C’è una bellezza nascosta dell’ultima frase di Gesù che oggi è più che mai nascosta. Perchè sentiamo attorno a noi, ma anche tra noi, la convinzione che la preghiera, la fede, siano l’ultima spiaggia, una possibilità quando proprio non c’è più null’altro da fare. Si dice: allora non ci resta che pregare; dove non c’è altra speranza allora chiediamo una grazia. Oppure: la fede è quella cosa che sta lì come possibilità di senso quando uno non può più capire (razionalmente), o -in modo più subdolo- dove non può l’uomo ci affidiamo a Dio, ecc. ecc.

Questa radice perversa è attorno a noi e la respiriamo insieme all’aria. E’ anche l’origine della dicontomia (schizofrenia) tra la preghiera (arida) e la vita pastoriale. Quando ci chiediamo se bisogna pregare di più per fare una parrocchia oppure bisogna conoscere meglio le strategie pastorali, magari la psicologia… Si dice (Jungel): Dio non è più necessario. Non ci serve per fare un gruppo di ragazzi, per guarire i malati (serve la medicina), per le nostre amicizie (serve la psicologia), per allevare i figli (la scienza), ecc. ecc… solo il pungolo della morte è escluso, ma nella vita di ogni giorno Dio non è più necessario!

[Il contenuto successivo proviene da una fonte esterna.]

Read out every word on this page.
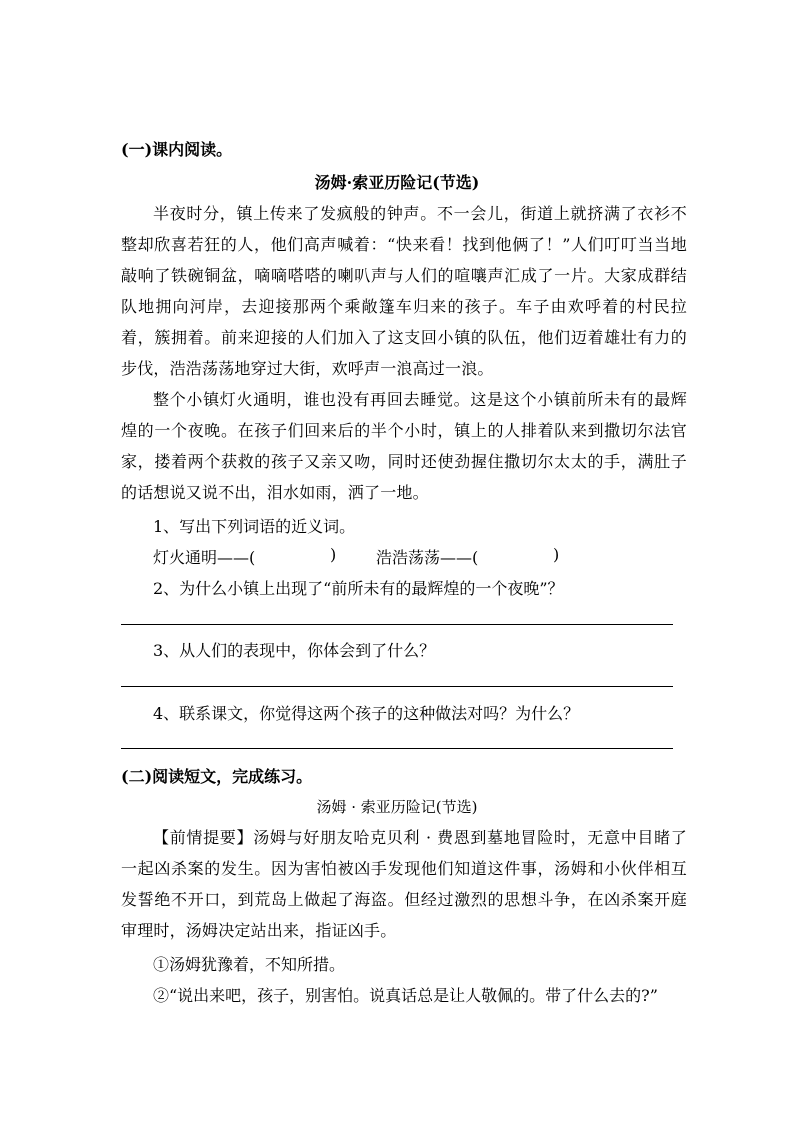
(一)课内阅读。
汤姆·索亚历险记(节选)
半夜时分，镇上传来了发疯般的钟声。不一会儿，街道上就挤满了衣衫不整却欣喜若狂的人，他们高声喊着：“快来看！找到他俩了！”人们叮叮当当地敲响了铁碗铜盆，嘀嘀嗒嗒的喇叭声与人们的喧嚷声汇成了一片。大家成群结队地拥向河岸，去迎接那两个乘敞篷车归来的孩子。车子由欢呼着的村民拉着，簇拥着。前来迎接的人们加入了这支回小镇的队伍，他们迈着雄壮有力的步伐，浩浩荡荡地穿过大街，欢呼声一浪高过一浪。
整个小镇灯火通明，谁也没有再回去睡觉。这是这个小镇前所未有的最辉煌的一个夜晚。在孩子们回来后的半个小时，镇上的人排着队来到撒切尔法官家，搂着两个获救的孩子又亲又吻，同时还使劲握住撒切尔太太的手，满肚子的话想说又说不出，泪水如雨，洒了一地。
1、写出下列词语的近义词。
灯火通明——(	) 浩浩荡荡——(	)
2、为什么小镇上出现了“前所未有的最辉煌的一个夜晚”？
3、从人们的表现中，你体会到了什么？
4、联系课文，你觉得这两个孩子的这种做法对吗？为什么？
(二)阅读短文，完成练习。
汤姆 · 索亚历险记(节选)
【前情提要】汤姆与好朋友哈克贝利 · 费恩到墓地冒险时，无意中目睹了一起凶杀案的发生。因为害怕被凶手发现他们知道这件事，汤姆和小伙伴相互发誓绝不开口，到荒岛上做起了海盗。但经过激烈的思想斗争，在凶杀案开庭审理时，汤姆决定站出来，指证凶手。
①汤姆犹豫着，不知所措。
②“说出来吧，孩子，别害怕。说真话总是让人敬佩的。带了什么去的?”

Invece qui abbiamo un racconto dove la fede e la preghiera possiedono una forza che riguardano la vita e addirittura “risuscita” (è il verbo usato). Non è la forza al confine della vita, nei casi estrimi, ma la forza fino al confine della vita. E Gesù qui è “il più forte”. La potenza qui appartiene solo a Dio. Non c’è nessuno scarto tra la potenza della vita che è salvata e la potenza della preghiera. La potenza che salva non possiede mai due registri: mondano e divino… tutta la potenza che salva è potenza da Dio. Dove non salva e non guarisce soltanto non è potenza da Dio, e non è fede, e non è preghiera. E Gesù se la prende anche con i suoi quando non vivono di questo! Anche loro possono camminare attorno al Signore e restare discepoli, eppure perdere la preghiera. Nessuno è assolto dal rischio dal rimprovero.

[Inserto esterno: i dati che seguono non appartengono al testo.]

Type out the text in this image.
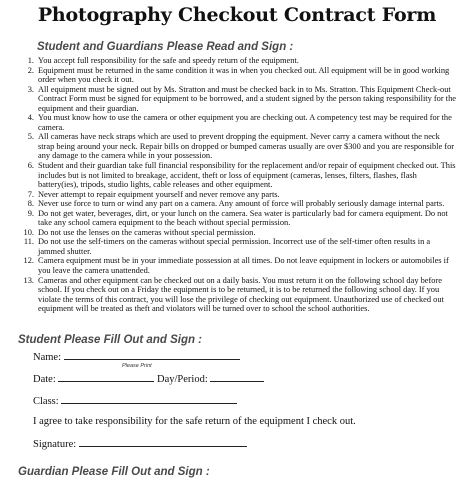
Photography Checkout Contract Form
Student and Guardians Please Read and Sign :
1. You accept full responsibility for the safe and speedy return of the equipment.
2. Equipment must be returned in the same condition it was in when you checked out. All equipment will be in good working order when you check it out.
3. All equipment must be signed out by Ms. Stratton and must be checked back in to Ms. Stratton. This Equipment Check-out Contract Form must be signed for equipment to be borrowed, and a student signed by the person taking responsibility for the equipment and their guardian.
4. You must know how to use the camera or other equipment you are checking out. A competency test may be required for the camera.
5. All cameras have neck straps which are used to prevent dropping the equipment. Never carry a camera without the neck strap being around your neck. Repair bills on dropped or bumped cameras usually are over $300 and you are responsible for any damage to the camera while in your possession.
6. Student and their guardian take full financial responsibility for the replacement and/or repair of equipment checked out. This includes but is not limited to breakage, accident, theft or loss of equipment (cameras, lenses, filters, flashes, flash battery(ies), tripods, studio lights, cable releases and other equipment.
7. Never attempt to repair equipment yourself and never remove any parts.
8. Never use force to turn or wind any part on a camera. Any amount of force will probably seriously damage internal parts.
9. Do not get water, beverages, dirt, or your lunch on the camera. Sea water is particularly bad for camera equipment. Do not take any school camera equipment to the beach without special permission.
10. Do not use the lenses on the cameras without special permission.
11. Do not use the self-timers on the cameras without special permission. Incorrect use of the self-timer often results in a jammed shutter.
12. Camera equipment must be in your immediate possession at all times. Do not leave equipment in lockers or automobiles if you leave the camera unattended.
13. Cameras and other equipment can be checked out on a daily basis. You must return it on the following school day before school. If you check out on a Friday the equipment is to be returned, it is to be returned the following school day. If you violate the terms of this contract, you will lose the privilege of checking out equipment. Unauthorized use of checked out equipment will be treated as theft and violators will be turned over to school the school authorities.
Student Please Fill Out and Sign :
Name:
Please Print
Date:	Day/Period:
Class:
I agree to take responsibility for the safe return of the equipment I check out.
Signature:
Guardian Please Fill Out and Sign :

Perchè se è potenza (exusia) che fa miricoli, è potenza del Signore. E l’ultima frase del Signore, dalla quale sono partito, la tradurrei così (seguendo il pensiero di Jungel): oggi (e sempre) ci sono forze e potenze di cui abbiamo bisogno per vivere (per portare avanti una vocazione, un matrimonio, allevare i figli…) e per sconfiggere “i mostri”, che non sono soltanto nell’ordie delle cose necessarie ma delle cose più che necessarie. C’è una “potenza” che nasce da cose che non sembravano strettamente indispensabili ma che pure si rivelano più che indispensabili per vivere. Così l’amore, così la preghiera, così le guarigioni che ci servono non solo per rimanere in vita e sopravvivere ma per vivere. La loro potenza viene solo dalla preghiera, nulla di meno neccessario all’uomo –mi dicevano oggi i ragazzi: cosa preghi? tanto non serve a nulla– ma “soltanto” più che necessario.